The festival's founding in 1987 places it in the formative period of video art as a serious discipline: a moment when artists were actively exploring what video could do that film could not, when the relationship between the gallery and the cinema was being contested, and when feminist and political uses of media were transforming both art and activism. Images Festival emerged from this milieu and has maintained its connection to it ever since. The institutional memory embedded in the festival's archive represents a significant document of North American experimental media art history.
Toronto is an appropriate home for Images Festival.
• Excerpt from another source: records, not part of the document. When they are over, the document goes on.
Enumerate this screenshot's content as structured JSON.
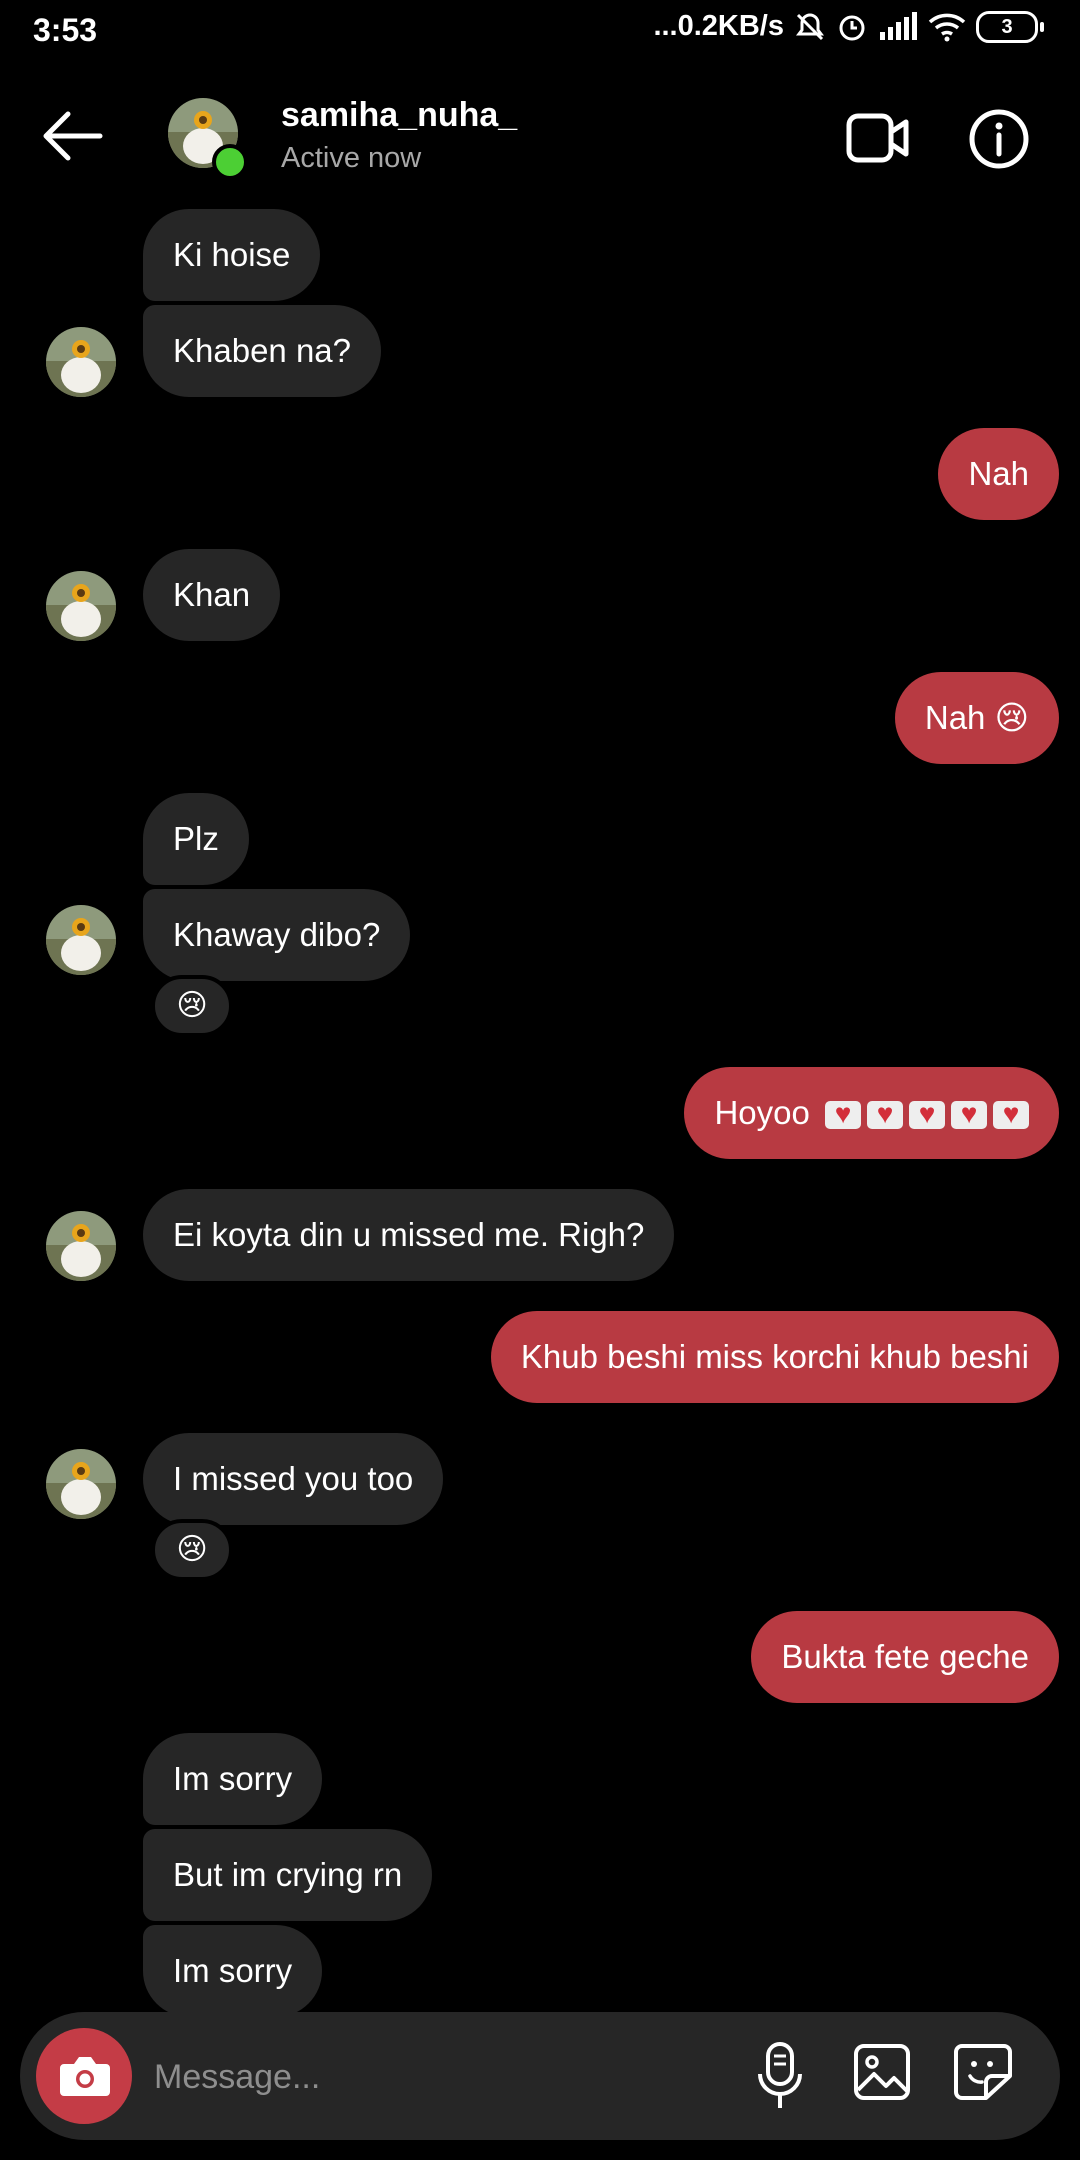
{
  "status_bar": {
    "time": "3:53",
    "network_speed": "...0.2KB/s",
    "battery": "3",
    "icons": [
      "mute-icon",
      "alarm-icon",
      "signal-icon",
      "wifi-icon",
      "battery-icon"
    ]
  },
  "header": {
    "username": "samiha_nuha_",
    "status": "Active now",
    "icons": [
      "back-arrow-icon",
      "video-call-icon",
      "info-icon"
    ],
    "online_color": "#4ccf34"
  },
  "messages": [
    {
      "from": "them",
      "text": "Ki hoise"
    },
    {
      "from": "them",
      "text": "Khaben na?"
    },
    {
      "from": "me",
      "text": "Nah"
    },
    {
      "from": "them",
      "text": "Khan"
    },
    {
      "from": "me",
      "text": "Nah",
      "emoji": "😢"
    },
    {
      "from": "them",
      "text": "Plz"
    },
    {
      "from": "them",
      "text": "Khaway dibo?",
      "reaction": "😢"
    },
    {
      "from": "me",
      "text": "Hoyoo",
      "emoji_count": 5,
      "emoji_name": "love-letter"
    },
    {
      "from": "them",
      "text": "Ei koyta din u missed me. Righ?"
    },
    {
      "from": "me",
      "text": "Khub beshi miss korchi khub beshi"
    },
    {
      "from": "them",
      "text": "I missed you too",
      "reaction": "😢"
    },
    {
      "from": "me",
      "text": "Bukta fete geche"
    },
    {
      "from": "them",
      "text": "Im sorry"
    },
    {
      "from": "them",
      "text": "But im crying rn"
    },
    {
      "from": "them",
      "text": "Im sorry"
    }
  ],
  "composer": {
    "placeholder": "Message...",
    "icons": [
      "camera-icon",
      "microphone-icon",
      "gallery-icon",
      "sticker-icon"
    ]
  },
  "colors": {
    "incoming_bubble": "#262626",
    "outgoing_bubble": "#b83a42",
    "camera_button": "#c43c46"
  }
}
The city's media arts community is one of the most active in North America, supported by a robust infrastructure of artist-run centres, public funding bodies, and academic institutions that have sustained experimental film and video practice since the 1970s. The Images Festival draws on this community and serves it, providing an annual moment of concentrated visibility for work that is otherwise distributed across galleries, artist-run centres, and academic contexts.
Programming at Images Festival covers experimental film and video, video art and installation, performance with moving image components, and work at the intersection of documentary and art practice. The festival does not operate a traditional competitive jury model in the way that most film festivals do; its orientation is curatorial and critical rather than competitive. Retrospective programmes, commissioned essays, panel discussions, and artist talks are as central to the festival's identity as the screenings themselves. Images Festival is as much a critical forum as an exhibition event.
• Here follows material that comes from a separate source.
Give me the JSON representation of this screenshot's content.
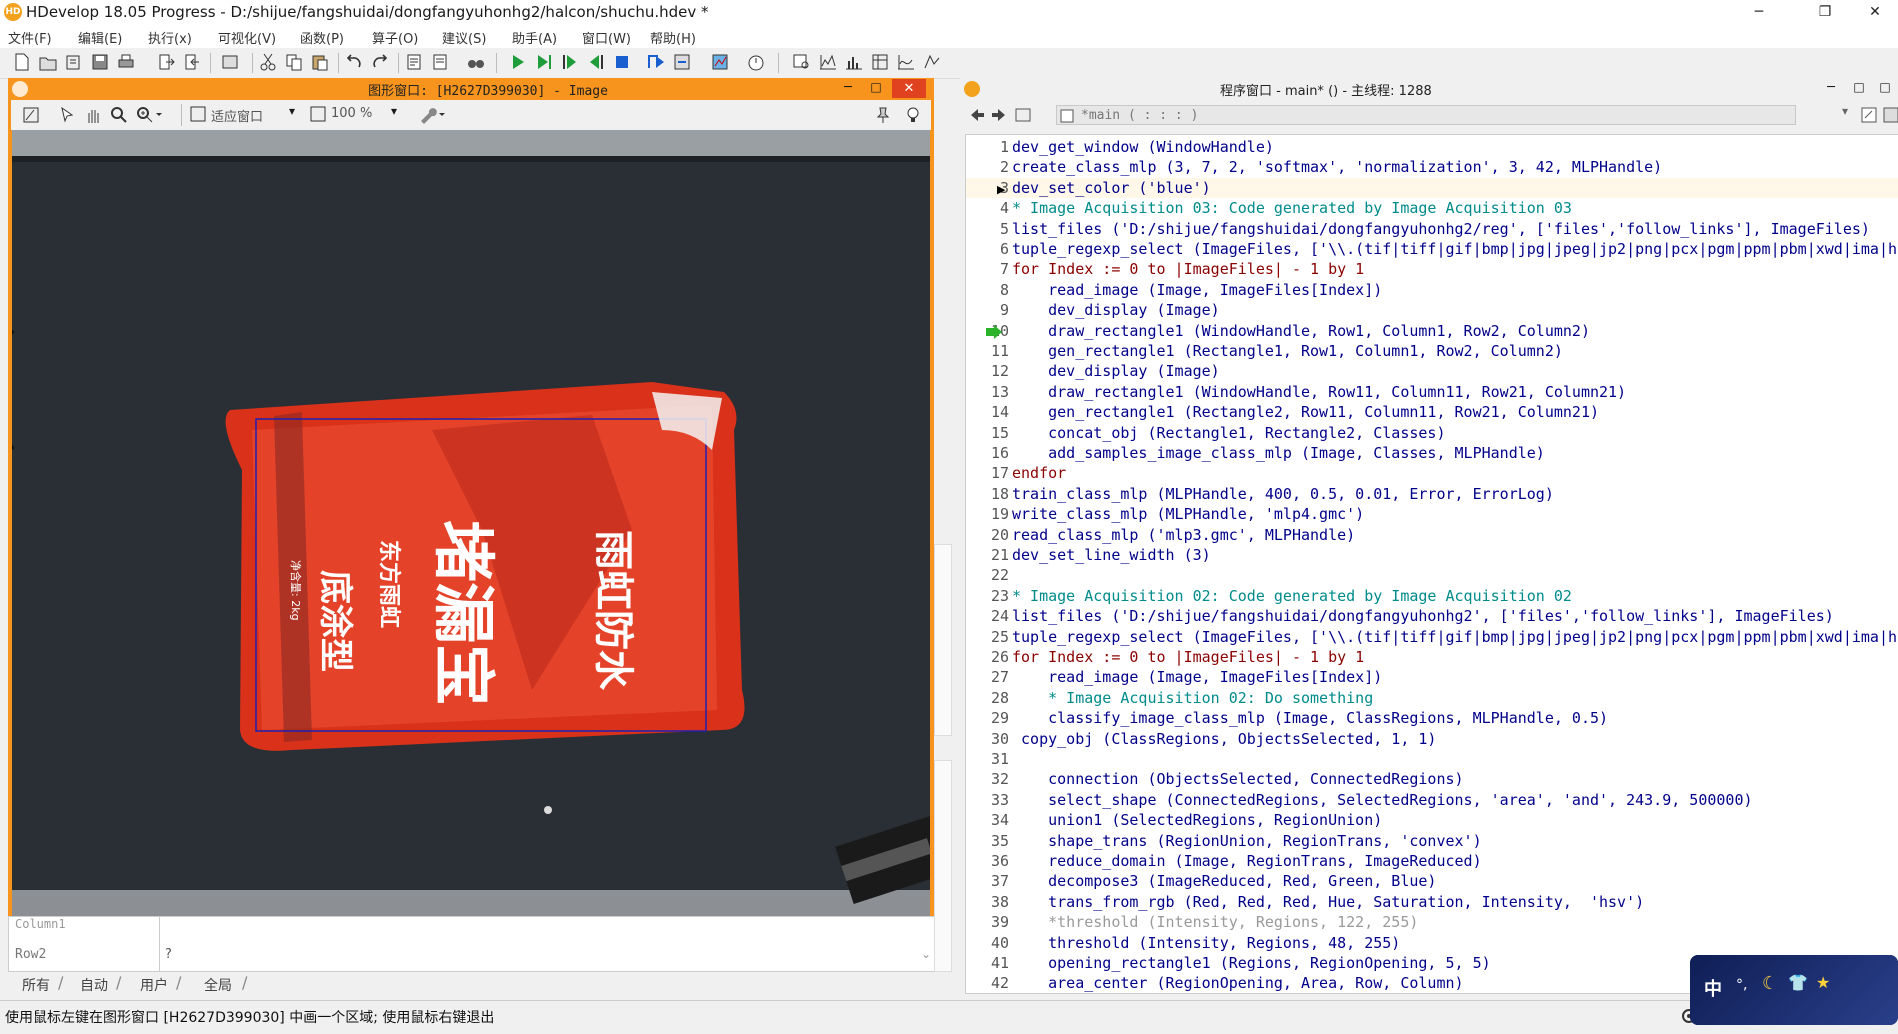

For genre cinema viewers, Images Festival is relevant most directly through the genre of experimental film. The experimental tradition has always maintained a dialogue with genre cinema - found footage work engages with the archive of Hollywood and exploitation film, structural cinema appropriates and deconstructs genre conventions, and body-focused video art connects to the body horror tradition in ways that are intellectually substantive rather than incidental. Canadian experimental film has specific connections to the horror tradition: Michael Snow's structural films, while not genre works, were formative influences on directors who subsequently worked in psychological-horror and the most formally ambitious reaches of the found-footage genre.
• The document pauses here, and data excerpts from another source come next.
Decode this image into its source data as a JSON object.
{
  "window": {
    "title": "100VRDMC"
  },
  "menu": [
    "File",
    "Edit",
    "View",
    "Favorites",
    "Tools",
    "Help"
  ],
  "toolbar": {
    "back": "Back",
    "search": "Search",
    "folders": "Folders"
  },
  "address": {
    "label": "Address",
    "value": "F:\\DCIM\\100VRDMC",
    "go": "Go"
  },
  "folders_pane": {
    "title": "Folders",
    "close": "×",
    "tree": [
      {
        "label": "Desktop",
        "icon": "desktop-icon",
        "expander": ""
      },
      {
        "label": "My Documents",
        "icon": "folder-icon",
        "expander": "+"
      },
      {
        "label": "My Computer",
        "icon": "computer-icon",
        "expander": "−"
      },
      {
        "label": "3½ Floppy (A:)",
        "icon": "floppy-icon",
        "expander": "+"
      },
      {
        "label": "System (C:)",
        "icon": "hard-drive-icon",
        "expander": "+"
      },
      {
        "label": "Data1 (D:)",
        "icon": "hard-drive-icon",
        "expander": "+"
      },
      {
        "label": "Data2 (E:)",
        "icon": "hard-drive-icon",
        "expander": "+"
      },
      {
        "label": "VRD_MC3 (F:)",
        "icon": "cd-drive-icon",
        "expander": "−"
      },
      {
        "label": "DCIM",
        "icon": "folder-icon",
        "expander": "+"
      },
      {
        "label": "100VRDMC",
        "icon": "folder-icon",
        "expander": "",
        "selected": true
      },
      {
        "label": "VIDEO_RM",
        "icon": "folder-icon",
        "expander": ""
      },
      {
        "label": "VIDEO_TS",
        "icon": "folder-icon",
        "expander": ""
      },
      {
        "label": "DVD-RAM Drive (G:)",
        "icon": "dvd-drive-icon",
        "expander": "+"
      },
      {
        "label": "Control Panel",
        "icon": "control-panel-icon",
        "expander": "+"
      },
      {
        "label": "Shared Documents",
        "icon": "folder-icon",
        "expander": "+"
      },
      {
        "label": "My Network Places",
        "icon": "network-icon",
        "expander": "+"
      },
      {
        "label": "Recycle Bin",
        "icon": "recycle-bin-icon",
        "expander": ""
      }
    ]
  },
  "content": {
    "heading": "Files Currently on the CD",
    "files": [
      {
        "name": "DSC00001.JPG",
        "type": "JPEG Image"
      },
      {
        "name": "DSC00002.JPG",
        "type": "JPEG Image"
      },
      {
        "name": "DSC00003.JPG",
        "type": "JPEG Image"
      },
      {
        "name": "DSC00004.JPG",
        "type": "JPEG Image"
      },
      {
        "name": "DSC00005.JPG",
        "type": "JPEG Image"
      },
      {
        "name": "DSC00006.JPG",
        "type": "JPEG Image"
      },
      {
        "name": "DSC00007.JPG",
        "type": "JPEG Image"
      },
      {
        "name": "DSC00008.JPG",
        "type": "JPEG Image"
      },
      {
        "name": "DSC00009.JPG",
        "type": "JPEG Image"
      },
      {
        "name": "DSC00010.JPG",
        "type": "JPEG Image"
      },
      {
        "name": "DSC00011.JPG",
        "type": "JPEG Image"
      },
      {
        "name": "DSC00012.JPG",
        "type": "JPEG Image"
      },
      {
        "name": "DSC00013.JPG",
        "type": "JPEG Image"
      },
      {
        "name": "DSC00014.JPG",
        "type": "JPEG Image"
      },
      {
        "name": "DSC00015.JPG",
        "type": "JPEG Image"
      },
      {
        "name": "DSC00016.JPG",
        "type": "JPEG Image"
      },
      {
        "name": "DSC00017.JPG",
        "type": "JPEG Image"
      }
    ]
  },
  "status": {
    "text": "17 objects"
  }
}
Video art that engages with surveillance, bodily vulnerability, and the violence embedded in everyday media consumption occupies territory that horreur cinema has also claimed, though from different aesthetic and institutional positions. Images Festival programmes this kind of work regularly and takes it seriously as art rather than as genre entertainment - but the subject matter and emotional register often overlap significantly.
The festival's commitment to artists from communities historically marginalised within the mainstream art world - Indigenous artists, artists of colour, queer artists, disabled artists - gives it a curatorial position that is explicitly political and that has shaped its programming in consistent ways across its thirty-five-year history. Indigenous media art in Canada is represented at Images with particular seriousness, reflecting the festival's understanding of its location within unceded Indigenous territories and its responsibility to centre perspectives that dominant institutions have suppressed.
International work from Japon, South Korea, Allemagne, and France appears regularly in the Images Festival programme, reflecting the genuinely international character of experimental media art practice and the festival's longstanding relationships with international curators and artists. For anyone studying the development of experimental cinema and its intersections with genre film, Images Festival's programme history is an indispensable resource.